Вошли Гундарь с Куртымовым.

– Здравия желаю всем, – проворчал Гундарь, озирая собравшихся. – Вот почему я не перевариваю Агнессу Львовну, кто бы объяснил? – пожаловался он. – Что за баба вообще такая? Мимо не пройдешь – обязательно что-то скажет: то заигрывает, то издевается… А мы чего скалимся? – уставился он на Чумакова.

– Ничего, – Павел пожал плечами. – Представилось, как ты ее не перевариваешь… Не обижайся, Егор, воображение разгулялось.

Оперативники лениво похихикали.

– Да ну вас, – отмахнулся Гундарь, направляясь к своему столу.

– Неласков ты с бабами, Егорка, – заметил Конышев.

– Бывшая жена научила жестокости, – буркнул Гундарь и не стал развивать тему.

– Есть, что доложить, товарищи оперативники? – спросил Алексей.

– Вечером с Куртымовым съездили на хлебозавод, поговорили с людьми, – сказал Конышев. – Директор Ильинский почти сутки не выходил с завода и не приближался к своему служебному «Опелю». Водителя отпустил – у того скончался отец, и все интересующее нас время занимался подготовкой к похоронам, раздвоиться не мог. На проходной объяснили ситуацию – они не могли проворонить исчезновение машины, поскольку у проходной ее не было. Она стояла в стороне, у жилого дома, за будкой подстанции, и сторожа на проходной ее не видели. В остальные дни она всегда находится на стоянке у заводских ворот.

– Почему же в этот день не стояла?

– Это тоже объяснили. Когда водитель в последний раз подвозил директора, стоянка была занята – прибыла колонна хлебовозов из соседнего района. Начальник вышел у шлагбаума, пошел на завод, а водитель отогнал машину к жилым строениям и пошел по своим делам.

– То есть все виноваты, и никто не виноват, – задумчиво пробормотал Алексей.

– Виноватые будут, найдем, – отмахнулся Конышев. – Уж кого-кого, а виноватых у нас всегда находят быстро.

– Снова замкнутый круг, – пробормотал Дьяченко, усердно окуривая комнату.

– Ага, – согласился Чумаков. – Кстати, идеальная форма тупика.

– Егор, вы вчера с Куртымовым и Петровым ездили в Барышево, – обратился Алексей к Гундарю. – Что по зэкам удалось выяснить?

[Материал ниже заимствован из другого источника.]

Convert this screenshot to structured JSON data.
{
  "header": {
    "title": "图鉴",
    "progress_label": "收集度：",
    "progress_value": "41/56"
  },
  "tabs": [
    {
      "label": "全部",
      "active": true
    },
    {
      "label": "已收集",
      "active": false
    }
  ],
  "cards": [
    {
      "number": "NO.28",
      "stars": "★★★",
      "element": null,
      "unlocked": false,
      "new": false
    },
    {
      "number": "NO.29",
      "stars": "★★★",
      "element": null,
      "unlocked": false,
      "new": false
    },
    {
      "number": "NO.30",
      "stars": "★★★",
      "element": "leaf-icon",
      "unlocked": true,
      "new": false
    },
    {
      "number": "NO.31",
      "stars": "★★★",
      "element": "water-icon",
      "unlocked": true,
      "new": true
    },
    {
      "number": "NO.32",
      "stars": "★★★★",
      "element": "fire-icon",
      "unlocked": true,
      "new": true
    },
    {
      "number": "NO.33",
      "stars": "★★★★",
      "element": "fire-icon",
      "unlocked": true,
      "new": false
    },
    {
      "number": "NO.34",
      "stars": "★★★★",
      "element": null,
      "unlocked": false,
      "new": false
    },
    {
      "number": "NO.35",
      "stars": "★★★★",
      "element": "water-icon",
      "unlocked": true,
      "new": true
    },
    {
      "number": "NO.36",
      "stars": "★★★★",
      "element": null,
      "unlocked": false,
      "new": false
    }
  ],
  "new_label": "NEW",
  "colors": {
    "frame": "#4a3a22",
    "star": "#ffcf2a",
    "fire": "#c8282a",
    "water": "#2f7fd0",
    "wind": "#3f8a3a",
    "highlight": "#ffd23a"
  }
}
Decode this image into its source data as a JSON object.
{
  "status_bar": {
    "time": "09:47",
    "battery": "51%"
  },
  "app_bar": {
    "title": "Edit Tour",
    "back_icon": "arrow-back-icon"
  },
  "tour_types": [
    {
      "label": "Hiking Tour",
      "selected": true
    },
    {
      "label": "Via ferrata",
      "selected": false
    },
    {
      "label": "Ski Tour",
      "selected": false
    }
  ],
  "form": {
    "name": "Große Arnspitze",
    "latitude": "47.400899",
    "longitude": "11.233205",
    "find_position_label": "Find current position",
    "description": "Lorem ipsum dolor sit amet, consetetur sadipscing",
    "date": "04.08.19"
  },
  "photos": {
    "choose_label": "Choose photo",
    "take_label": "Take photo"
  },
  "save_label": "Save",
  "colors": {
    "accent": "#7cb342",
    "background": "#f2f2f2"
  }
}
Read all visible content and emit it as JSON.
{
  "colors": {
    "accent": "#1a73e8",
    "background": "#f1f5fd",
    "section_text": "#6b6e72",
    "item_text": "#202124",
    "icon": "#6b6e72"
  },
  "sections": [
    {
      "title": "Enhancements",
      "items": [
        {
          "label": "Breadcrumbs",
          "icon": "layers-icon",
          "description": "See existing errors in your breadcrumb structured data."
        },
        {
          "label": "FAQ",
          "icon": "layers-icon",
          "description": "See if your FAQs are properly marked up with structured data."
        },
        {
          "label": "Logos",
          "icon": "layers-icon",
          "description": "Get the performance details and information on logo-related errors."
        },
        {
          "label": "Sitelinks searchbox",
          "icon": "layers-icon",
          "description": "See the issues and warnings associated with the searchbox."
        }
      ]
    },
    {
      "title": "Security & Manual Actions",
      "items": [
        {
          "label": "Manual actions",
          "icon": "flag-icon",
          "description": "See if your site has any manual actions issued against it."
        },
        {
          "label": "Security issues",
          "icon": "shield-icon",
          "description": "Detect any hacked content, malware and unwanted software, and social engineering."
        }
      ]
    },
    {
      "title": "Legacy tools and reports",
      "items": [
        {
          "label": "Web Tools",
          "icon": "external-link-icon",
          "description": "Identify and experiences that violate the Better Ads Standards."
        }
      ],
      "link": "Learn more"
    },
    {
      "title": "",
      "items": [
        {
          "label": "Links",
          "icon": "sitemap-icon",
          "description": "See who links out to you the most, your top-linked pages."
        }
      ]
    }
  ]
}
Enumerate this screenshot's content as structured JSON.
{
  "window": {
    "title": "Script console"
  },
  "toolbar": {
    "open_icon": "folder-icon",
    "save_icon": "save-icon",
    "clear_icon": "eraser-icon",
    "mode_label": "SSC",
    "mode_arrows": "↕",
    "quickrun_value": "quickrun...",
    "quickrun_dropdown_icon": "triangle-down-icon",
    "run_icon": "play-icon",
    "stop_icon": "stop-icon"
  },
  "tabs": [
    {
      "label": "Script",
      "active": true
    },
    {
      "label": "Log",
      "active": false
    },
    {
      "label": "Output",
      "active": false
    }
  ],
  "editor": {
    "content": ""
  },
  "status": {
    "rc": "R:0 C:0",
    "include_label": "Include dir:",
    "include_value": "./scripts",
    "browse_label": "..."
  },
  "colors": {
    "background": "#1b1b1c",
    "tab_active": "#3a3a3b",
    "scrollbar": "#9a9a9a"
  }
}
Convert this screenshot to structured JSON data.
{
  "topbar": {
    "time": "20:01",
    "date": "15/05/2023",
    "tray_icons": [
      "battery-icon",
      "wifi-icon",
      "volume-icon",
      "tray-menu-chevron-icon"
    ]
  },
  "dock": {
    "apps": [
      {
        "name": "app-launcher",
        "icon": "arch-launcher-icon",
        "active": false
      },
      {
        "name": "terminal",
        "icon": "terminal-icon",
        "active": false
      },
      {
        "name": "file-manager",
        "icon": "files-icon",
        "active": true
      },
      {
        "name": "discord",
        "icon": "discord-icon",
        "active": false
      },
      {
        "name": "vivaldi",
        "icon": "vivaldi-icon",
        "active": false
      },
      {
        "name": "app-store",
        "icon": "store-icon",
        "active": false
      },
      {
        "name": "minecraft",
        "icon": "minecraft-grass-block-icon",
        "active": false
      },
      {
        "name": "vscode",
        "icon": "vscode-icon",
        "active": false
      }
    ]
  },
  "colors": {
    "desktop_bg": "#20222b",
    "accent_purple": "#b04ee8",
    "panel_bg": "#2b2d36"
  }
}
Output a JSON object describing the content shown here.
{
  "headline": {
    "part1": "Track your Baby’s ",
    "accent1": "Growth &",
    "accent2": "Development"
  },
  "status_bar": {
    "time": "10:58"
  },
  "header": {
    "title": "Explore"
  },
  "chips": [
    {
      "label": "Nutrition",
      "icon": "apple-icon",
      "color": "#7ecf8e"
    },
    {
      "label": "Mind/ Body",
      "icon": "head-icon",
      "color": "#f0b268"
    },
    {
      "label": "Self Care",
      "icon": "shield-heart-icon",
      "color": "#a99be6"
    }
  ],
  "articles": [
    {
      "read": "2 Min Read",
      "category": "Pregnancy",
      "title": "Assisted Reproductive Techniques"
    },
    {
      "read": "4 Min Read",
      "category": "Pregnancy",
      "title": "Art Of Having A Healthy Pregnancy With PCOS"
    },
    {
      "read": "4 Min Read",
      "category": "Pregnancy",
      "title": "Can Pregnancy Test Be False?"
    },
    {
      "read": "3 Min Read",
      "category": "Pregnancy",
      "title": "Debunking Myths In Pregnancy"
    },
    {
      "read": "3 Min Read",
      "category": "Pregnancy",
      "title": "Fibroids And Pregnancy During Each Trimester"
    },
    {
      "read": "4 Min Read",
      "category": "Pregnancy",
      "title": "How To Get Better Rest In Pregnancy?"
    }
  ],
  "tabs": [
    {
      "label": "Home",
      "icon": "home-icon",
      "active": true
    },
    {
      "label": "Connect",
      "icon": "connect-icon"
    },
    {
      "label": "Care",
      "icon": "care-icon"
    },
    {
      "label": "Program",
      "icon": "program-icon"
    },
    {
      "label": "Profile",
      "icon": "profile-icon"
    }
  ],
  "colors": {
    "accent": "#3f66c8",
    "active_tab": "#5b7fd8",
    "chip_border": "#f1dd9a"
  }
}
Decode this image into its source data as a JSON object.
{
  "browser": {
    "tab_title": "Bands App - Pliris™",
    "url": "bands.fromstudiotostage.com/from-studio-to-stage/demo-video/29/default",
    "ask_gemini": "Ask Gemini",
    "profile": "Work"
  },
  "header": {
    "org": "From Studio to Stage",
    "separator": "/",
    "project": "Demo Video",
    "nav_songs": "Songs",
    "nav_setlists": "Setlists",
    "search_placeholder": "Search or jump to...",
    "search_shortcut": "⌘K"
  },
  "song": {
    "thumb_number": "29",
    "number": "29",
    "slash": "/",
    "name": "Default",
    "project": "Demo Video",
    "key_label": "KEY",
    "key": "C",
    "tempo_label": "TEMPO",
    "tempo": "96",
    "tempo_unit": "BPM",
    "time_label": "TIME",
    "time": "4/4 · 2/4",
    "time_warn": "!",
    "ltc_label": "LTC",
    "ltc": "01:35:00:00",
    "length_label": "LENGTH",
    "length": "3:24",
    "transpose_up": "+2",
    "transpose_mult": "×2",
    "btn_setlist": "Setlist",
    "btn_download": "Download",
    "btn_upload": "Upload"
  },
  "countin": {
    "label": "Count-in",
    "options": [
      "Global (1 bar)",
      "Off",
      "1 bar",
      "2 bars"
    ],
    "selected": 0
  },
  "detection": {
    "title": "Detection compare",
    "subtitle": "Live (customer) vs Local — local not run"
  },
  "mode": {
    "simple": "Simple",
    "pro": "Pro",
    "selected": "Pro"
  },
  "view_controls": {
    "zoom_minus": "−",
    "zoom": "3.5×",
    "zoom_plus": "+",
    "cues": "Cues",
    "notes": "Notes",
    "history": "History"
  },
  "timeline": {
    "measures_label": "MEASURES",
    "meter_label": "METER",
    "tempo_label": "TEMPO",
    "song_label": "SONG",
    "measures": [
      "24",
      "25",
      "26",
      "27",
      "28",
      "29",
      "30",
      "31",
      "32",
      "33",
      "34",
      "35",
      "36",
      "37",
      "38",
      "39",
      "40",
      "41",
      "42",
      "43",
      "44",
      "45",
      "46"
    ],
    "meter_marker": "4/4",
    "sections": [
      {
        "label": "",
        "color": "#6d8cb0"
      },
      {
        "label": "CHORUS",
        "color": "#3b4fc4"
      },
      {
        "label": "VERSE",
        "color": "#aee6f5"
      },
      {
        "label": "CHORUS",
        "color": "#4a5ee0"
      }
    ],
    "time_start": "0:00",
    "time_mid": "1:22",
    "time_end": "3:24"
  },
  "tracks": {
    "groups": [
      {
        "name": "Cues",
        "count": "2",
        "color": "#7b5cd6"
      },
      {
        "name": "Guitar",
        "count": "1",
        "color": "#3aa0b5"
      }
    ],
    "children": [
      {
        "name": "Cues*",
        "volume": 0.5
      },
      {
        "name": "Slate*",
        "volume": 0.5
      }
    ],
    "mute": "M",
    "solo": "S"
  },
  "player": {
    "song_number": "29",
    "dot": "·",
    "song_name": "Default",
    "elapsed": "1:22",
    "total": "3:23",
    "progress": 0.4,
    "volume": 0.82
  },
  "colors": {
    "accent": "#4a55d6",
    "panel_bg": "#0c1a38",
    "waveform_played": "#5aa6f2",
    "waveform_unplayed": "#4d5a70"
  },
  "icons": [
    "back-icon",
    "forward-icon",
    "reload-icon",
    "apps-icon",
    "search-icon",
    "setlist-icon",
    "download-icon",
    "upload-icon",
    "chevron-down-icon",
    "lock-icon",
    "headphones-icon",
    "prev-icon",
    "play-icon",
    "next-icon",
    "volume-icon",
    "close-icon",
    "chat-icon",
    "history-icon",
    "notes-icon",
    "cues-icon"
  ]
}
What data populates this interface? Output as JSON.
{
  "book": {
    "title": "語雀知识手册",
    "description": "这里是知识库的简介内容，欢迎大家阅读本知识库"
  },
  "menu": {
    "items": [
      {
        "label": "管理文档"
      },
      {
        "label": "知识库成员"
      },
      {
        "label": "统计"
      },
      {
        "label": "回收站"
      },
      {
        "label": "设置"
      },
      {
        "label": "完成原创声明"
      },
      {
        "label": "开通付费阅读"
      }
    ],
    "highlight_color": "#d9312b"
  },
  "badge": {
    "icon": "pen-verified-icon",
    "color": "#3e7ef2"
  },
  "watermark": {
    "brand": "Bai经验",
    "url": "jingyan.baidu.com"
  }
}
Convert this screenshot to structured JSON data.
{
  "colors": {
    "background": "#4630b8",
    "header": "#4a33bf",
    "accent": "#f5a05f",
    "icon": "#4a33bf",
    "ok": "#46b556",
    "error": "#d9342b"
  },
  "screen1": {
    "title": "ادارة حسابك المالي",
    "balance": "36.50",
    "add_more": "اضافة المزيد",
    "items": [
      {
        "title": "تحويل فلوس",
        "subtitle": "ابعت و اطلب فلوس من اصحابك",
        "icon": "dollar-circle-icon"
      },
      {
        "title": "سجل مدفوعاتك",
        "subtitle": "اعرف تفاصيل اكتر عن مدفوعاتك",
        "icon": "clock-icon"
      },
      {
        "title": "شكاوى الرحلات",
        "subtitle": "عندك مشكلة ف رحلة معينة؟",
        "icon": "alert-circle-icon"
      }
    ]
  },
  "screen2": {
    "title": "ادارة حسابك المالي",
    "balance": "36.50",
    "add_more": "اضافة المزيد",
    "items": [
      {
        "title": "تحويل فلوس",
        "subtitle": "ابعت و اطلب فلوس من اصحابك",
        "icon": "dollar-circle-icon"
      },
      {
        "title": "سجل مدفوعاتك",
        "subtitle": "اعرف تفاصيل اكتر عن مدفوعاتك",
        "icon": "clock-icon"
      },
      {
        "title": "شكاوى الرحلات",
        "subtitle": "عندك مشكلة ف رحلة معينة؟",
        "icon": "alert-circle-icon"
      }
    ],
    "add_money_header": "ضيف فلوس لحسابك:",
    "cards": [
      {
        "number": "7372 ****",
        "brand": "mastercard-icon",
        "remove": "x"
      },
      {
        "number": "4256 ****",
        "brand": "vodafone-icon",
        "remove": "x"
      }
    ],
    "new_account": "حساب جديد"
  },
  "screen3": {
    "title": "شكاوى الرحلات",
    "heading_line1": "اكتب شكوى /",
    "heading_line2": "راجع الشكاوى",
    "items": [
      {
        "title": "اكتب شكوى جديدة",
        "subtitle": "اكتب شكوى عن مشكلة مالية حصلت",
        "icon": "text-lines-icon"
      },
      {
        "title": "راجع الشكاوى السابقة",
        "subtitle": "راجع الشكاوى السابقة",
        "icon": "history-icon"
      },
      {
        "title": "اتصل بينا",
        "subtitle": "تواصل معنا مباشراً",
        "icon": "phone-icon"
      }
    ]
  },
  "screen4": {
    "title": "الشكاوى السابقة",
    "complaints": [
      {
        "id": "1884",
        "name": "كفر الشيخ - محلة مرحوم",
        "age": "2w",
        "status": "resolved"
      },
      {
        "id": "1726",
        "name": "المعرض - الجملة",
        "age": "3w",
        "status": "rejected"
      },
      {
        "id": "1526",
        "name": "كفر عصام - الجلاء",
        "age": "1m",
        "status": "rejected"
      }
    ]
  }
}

– Там уже целый город построили, – ухмыльнулся Гундарь. – Со всей области свозят неблагонадежных, подозрительных и конкретных врагов.

– Егорка даже пару знакомых встретил, – усмехнулся Куртымов и быстро поправился: – По эту, разумеется, сторону колючки.

– Да, мы вместе с этими товарищами в Особом отделе служили под Гродно, – развил тему Гундарь. – Они и ввели нас в курс дела. Охрана – до батальона внутренних войск. Там же – казармы, столовая, клуб, магазин – в Уваров военные почти не выезжают, в городе своя гарнизонная рота. Там все смешалось – «бытовики», политические, урки-отрицалово. Последних с Урала привезли полгода назад аж двумя эшелонами. Зона считается «красной», актив лютует, блатным не развернуться – их просто давят, не дают жить по понятиям, работать заставляют, понимаешь… Трудятся все – у зоны несколько строительных объектов. По соседству лагерь с военнопленными, их порядка трехсот человек. Немцы мирные, не строптивые, ждут не дождутся, когда их на родину начнут депортировать…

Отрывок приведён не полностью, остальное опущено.